The one-year return for AMZA is negative 1.2%, underperforming the category average of 4.37%. However, as of November 2016, year-to-date the fund returned 20.16%, significantly outperforming the category average at 16.73%, reflecting its performance since the upturn in oil prices. Its three-month performance at negative 0.80% is in line with the category average. The 12-month dividend yield for the fund was 19.57%.

Comparison to other MLP ETFs

The most widely held MLP ETF, the Alerian MLP ETF, a passive, index-tracking fund, shows a one-year return of 6.02% faring much better than the InfraCap MLP ETF. However, its YTD return of 11.56%, three-month return of negative 1.55% lags far behind AMZA's on both counts. The 12-month yield for the Alerian MLP is 8.76%, too is substantially less than that for AMZA.

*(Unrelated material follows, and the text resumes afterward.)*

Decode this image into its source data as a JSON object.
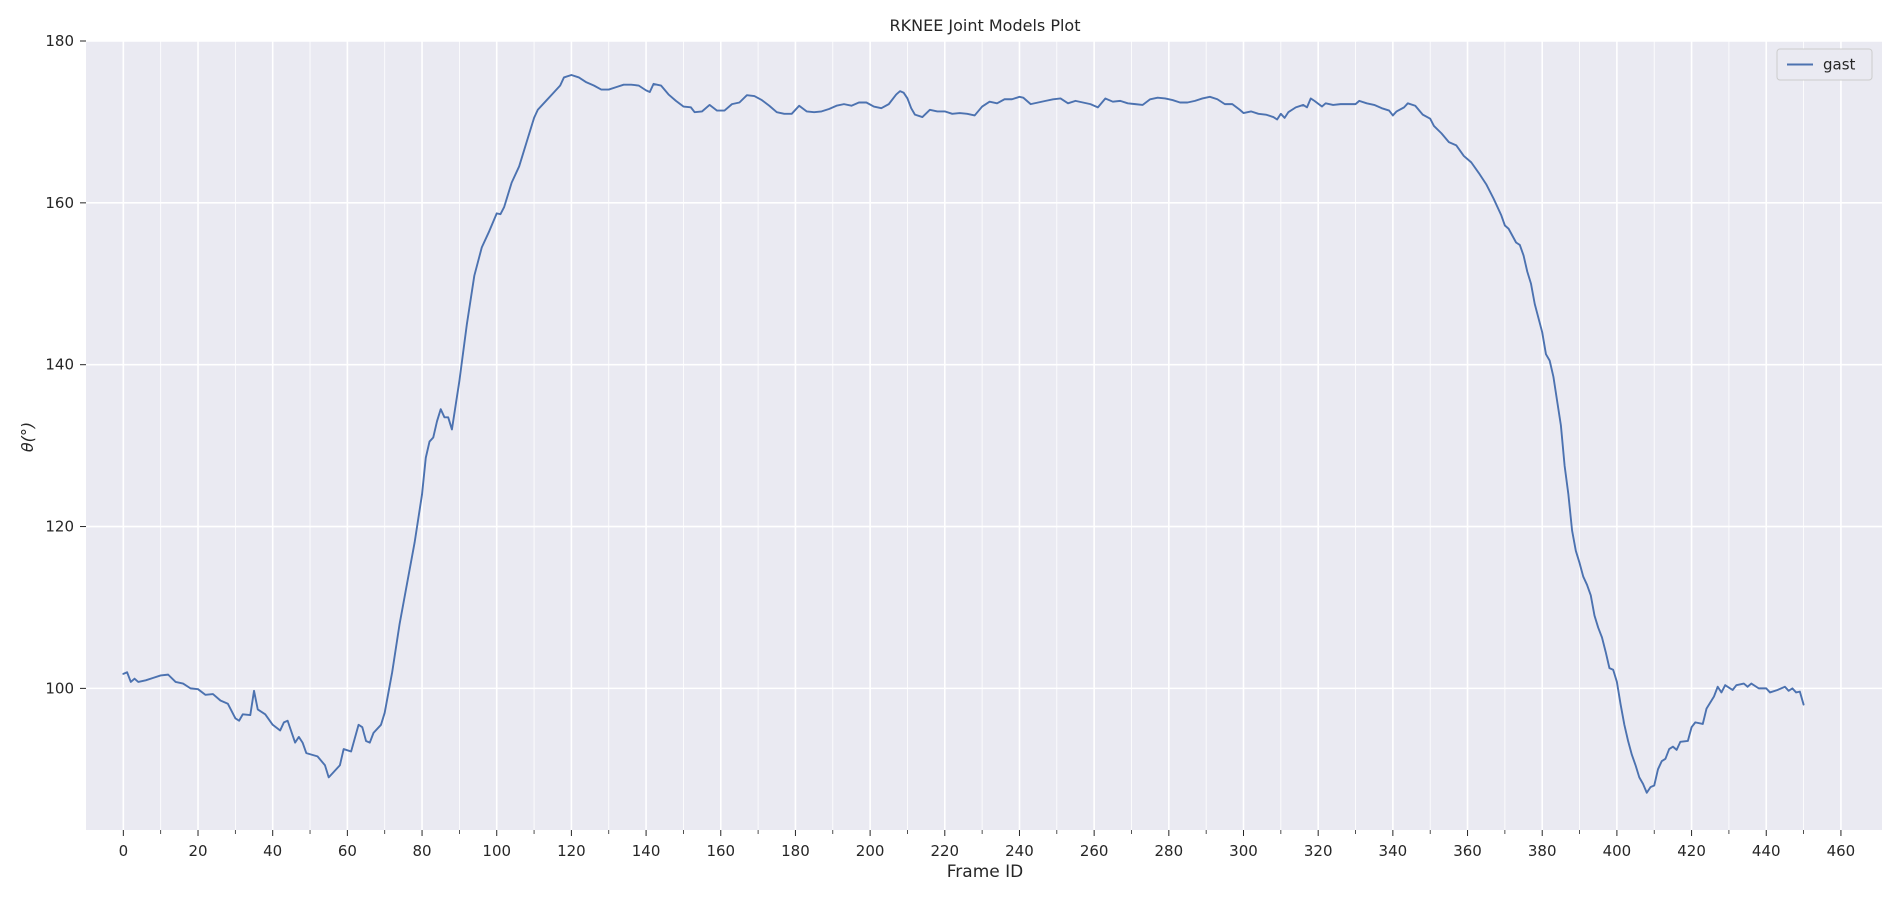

The most direct competitor of the InfraCap MLP ETF is the First Trust North American Energy Infrastructure (NYSEARCA: EMLP), another actively managed ETF in the MLP category. This ETF differs from the InfraCap MLP ETF in that it is less of a pure MLP play due to its being structured as an open-ended fund and thereby limited in the percentage of assets it can directly allocate to MLPs. In addition to MLPs, it also invests in pipeline and utility corporations, Canadian firms that were formerly royalty trusts and institutional MLP shares that are issued by MLP affiliates. The First Trust North American Energy Infrastructure ETF far outperforms the InfraCap MLP ETF with its one-year return of 14.58% and its YTD return (as of November 2016) of positive 22.39%. It underperforms AMZA on a three-month basis, with a return of negative 3.15%. The 12-month dividend yield of EMLP is 3.78%, much lower than the AMZA yield of 19.75%.